In the process, more than 300 papers were extracted from the three selected scientific databases. After the whole process including the removal of duplicates and checking the inclusion criteria, 85 papers remained. These papers were used for data extraction. They were also evaluated and their contributions were discussed. In particular, aspects regarding parallelization strategies of SI metaheuristics were analyzed and compared in order to give a clear view of the state of art and possible trends in the area.

The contribution of this document is not only a review that summarizes the latest papers about the considered topic. It can also serve as a reference when aiming for an own parallel implementation of an SI metaheuristic or other applications with similar characteristics, such as e.g. evolutionary algorithms and genetic algorithms. This is also more generally true for some other application areas which require more than one level of parallelism to be used in order to fully exploit the available hardware. Up to four levels of parallelism have been utilized. Besides the obvious parallel treatment of particles, there is also a parallelization of internal operations (such as the computation of probabilities in ACO), a fine-grained parallelization across the dimensions of the search space (e.g. when evaluating the fitness of a particle), and, most interestingly, a division into parallel collaborating swarms. Additionally, we have also raised some points that were not totally clarified by the authors of the selected papers and that can motivate further research, such as e.g. the use of hybrid swarms.

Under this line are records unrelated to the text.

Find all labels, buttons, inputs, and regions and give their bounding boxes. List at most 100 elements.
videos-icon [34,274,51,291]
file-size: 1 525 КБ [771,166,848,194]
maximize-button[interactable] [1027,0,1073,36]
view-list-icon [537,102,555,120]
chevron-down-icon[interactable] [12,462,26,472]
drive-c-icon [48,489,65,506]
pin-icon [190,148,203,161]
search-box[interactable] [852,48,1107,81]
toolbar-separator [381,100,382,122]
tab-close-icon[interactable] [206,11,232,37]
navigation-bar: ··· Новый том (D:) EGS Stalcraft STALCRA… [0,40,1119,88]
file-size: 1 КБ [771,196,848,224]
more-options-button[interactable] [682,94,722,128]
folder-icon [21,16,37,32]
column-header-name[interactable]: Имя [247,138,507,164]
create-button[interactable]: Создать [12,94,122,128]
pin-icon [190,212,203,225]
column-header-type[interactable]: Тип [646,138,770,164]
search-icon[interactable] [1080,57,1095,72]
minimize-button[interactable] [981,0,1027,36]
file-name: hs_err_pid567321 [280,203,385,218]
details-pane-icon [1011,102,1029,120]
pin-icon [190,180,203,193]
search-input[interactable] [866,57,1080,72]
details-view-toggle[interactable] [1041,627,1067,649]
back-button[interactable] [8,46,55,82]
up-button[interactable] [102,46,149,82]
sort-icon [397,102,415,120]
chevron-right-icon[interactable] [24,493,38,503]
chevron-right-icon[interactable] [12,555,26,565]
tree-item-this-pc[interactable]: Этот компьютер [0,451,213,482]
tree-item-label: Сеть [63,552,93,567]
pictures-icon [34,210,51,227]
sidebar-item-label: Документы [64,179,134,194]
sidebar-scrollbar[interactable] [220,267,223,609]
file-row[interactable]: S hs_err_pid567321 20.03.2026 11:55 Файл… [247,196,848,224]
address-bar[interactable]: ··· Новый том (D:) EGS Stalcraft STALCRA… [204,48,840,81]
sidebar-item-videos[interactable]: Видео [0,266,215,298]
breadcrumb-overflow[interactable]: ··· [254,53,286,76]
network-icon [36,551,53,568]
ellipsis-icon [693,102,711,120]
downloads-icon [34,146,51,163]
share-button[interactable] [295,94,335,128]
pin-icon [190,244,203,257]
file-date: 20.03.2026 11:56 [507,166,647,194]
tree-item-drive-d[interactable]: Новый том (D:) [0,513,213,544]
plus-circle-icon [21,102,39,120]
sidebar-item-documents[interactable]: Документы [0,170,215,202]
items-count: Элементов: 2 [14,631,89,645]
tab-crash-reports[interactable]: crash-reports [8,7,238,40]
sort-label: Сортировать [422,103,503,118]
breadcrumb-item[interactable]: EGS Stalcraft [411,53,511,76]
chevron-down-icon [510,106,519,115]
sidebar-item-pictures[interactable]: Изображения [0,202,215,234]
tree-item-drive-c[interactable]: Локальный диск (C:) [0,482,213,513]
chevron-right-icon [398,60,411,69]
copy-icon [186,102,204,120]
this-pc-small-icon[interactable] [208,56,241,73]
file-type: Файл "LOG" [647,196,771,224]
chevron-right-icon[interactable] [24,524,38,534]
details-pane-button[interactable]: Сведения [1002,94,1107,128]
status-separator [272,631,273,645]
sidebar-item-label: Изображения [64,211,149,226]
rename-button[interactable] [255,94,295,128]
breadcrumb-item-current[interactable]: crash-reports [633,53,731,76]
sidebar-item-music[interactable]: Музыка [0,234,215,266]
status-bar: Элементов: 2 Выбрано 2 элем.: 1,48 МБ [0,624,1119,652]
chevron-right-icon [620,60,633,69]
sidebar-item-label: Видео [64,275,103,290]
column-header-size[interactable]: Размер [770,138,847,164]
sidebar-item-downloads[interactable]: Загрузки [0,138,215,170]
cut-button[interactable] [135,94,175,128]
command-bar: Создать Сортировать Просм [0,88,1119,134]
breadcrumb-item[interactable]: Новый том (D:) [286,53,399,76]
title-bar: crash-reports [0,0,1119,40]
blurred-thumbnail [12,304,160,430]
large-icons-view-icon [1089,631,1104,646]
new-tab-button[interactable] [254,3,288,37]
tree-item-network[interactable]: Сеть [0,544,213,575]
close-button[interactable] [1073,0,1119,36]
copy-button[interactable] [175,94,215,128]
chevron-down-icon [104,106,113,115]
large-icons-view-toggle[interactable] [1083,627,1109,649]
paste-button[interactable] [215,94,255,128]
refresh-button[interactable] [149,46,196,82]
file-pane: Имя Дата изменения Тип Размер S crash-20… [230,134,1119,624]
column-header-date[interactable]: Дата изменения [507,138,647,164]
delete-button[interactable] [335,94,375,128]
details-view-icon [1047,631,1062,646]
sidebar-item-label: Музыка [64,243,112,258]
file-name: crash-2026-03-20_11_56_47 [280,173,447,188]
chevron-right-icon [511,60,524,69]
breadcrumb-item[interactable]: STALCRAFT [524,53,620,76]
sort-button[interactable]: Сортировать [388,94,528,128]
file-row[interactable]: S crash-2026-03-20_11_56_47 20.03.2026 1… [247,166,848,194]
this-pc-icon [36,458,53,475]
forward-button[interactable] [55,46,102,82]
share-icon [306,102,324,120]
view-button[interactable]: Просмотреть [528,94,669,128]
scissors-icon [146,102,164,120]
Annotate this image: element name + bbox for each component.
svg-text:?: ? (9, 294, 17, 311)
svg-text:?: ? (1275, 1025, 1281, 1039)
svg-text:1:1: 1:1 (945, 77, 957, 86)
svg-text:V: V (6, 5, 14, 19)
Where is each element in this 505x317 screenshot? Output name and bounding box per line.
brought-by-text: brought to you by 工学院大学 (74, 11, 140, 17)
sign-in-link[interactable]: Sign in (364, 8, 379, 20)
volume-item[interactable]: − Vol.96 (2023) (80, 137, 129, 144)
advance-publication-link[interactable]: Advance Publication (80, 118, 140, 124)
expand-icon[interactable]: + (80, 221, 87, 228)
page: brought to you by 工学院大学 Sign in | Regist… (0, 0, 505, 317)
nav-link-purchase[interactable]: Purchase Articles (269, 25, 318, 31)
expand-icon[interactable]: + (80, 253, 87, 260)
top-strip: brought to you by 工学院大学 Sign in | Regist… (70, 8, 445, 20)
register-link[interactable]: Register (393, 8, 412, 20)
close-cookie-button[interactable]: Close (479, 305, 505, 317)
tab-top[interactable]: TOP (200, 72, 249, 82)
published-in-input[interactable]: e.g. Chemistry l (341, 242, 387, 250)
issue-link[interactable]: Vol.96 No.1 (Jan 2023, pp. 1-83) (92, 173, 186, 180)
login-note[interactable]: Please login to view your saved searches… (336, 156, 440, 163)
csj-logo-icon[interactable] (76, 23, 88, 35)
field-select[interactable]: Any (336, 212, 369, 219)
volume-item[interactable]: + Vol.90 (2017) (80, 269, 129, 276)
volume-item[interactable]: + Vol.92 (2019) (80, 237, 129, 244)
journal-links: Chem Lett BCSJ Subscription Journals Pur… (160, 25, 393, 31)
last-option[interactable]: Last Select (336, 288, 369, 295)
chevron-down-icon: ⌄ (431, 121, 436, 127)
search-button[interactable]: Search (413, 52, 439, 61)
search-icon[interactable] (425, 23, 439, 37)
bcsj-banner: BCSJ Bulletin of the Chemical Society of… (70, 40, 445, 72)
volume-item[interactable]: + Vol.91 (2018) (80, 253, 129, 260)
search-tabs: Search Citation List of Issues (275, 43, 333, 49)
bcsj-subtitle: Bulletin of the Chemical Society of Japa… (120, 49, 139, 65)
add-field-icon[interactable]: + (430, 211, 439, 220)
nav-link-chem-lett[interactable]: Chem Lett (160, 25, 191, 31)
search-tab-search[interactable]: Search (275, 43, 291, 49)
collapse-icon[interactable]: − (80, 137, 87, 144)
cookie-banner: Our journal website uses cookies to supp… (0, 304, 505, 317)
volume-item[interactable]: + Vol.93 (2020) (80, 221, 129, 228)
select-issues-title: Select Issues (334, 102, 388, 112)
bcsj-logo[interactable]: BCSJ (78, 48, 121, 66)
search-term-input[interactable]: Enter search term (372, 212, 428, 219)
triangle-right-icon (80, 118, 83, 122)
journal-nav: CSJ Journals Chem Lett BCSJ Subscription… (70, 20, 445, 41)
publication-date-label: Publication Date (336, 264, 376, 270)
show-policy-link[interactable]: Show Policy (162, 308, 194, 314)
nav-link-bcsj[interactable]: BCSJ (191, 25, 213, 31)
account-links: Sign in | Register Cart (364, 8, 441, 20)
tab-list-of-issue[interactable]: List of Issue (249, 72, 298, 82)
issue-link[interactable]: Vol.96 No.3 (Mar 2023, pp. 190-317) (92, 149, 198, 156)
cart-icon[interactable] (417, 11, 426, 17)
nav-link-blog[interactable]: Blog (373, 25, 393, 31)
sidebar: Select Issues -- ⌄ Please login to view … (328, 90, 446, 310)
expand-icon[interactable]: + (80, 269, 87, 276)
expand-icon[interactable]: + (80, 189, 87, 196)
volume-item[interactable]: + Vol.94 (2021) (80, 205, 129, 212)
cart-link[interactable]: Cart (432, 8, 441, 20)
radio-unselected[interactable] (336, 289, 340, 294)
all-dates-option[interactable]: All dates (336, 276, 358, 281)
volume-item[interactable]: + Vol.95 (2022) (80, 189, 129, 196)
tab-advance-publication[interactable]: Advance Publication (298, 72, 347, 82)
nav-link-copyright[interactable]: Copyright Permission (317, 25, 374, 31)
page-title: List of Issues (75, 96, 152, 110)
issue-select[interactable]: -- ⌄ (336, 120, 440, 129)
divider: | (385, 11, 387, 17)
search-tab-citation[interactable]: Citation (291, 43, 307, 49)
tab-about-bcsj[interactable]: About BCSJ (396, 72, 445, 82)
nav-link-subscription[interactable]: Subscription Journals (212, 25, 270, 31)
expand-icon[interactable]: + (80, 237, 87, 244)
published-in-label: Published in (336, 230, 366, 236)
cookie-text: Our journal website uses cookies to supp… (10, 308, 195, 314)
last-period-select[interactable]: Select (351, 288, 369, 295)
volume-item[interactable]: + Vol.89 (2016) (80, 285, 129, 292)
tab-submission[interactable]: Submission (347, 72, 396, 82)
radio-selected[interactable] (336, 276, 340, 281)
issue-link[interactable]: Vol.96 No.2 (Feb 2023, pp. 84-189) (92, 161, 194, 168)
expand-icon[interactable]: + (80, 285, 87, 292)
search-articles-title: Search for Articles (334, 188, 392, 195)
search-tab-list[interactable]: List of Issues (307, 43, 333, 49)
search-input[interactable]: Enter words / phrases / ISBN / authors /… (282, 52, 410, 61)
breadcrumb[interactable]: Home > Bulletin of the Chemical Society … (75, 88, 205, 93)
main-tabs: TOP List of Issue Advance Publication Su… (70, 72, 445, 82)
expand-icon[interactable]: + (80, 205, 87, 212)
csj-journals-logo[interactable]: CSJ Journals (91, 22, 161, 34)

We can conclude that Swarm Intelligence metaheuristics are well suited for a parallelization. In all gathered papers, approaches were proposed, which enabled significant speedups. There were also variants of classical algorithms especially created for parallel environments. Also, several parallelization frameworks have been used; the most popular ones being CUDA, OpenMP and MPI, but there were also approaches using high-level approaches for parallel programming such as algorithmic skeletons.

The key point identified to improve the performance and reduce the execution time of SI algorithms was the wise use of resources. In order to solve problems in an efficient way, the programmer must be aware not only of the algorithm but also of the execution environment. A little surprising observation was that having more resources, such as a distributed memory system with several nodes, is not a guarantee for a faster execution. For smaller problems, the costs of communication can be higher than those of all the other steps, such that the use of such hardware is not justified. On the other hand, approaches with parallel collaborative swarms turn out to be an interesting alternative allowing to take advantage of such distributed environments. The improvements when compared to a single swarm can be huge, especially when considering hybrid swarms. From the latter, many new aspects emerge, regarding communication patterns, topology and so on.

Furthermore, we can state that the task of parallelization can be quite challenging for programmers due to the variety of approaches and different frameworks that can be used. Some experience is required in order to extract high performance from parallel applications and the hardware being used. Therefore, a further investigation on means that could be used for easing the implementation process would be of good use. For example, the combination of high-level parallelization frameworks and SI algorithms.

We conclude stating that this article provided a very decent perspective in the state of the art regarding the parallelization of swarm intelligence algorithms. Naturally, further research is needed to explore the gaps identified and so to create new methods that capitalize on the synergistic combination of SI and parallel HW platforms. More families of SI algorithms would also be interesting to broaden this study.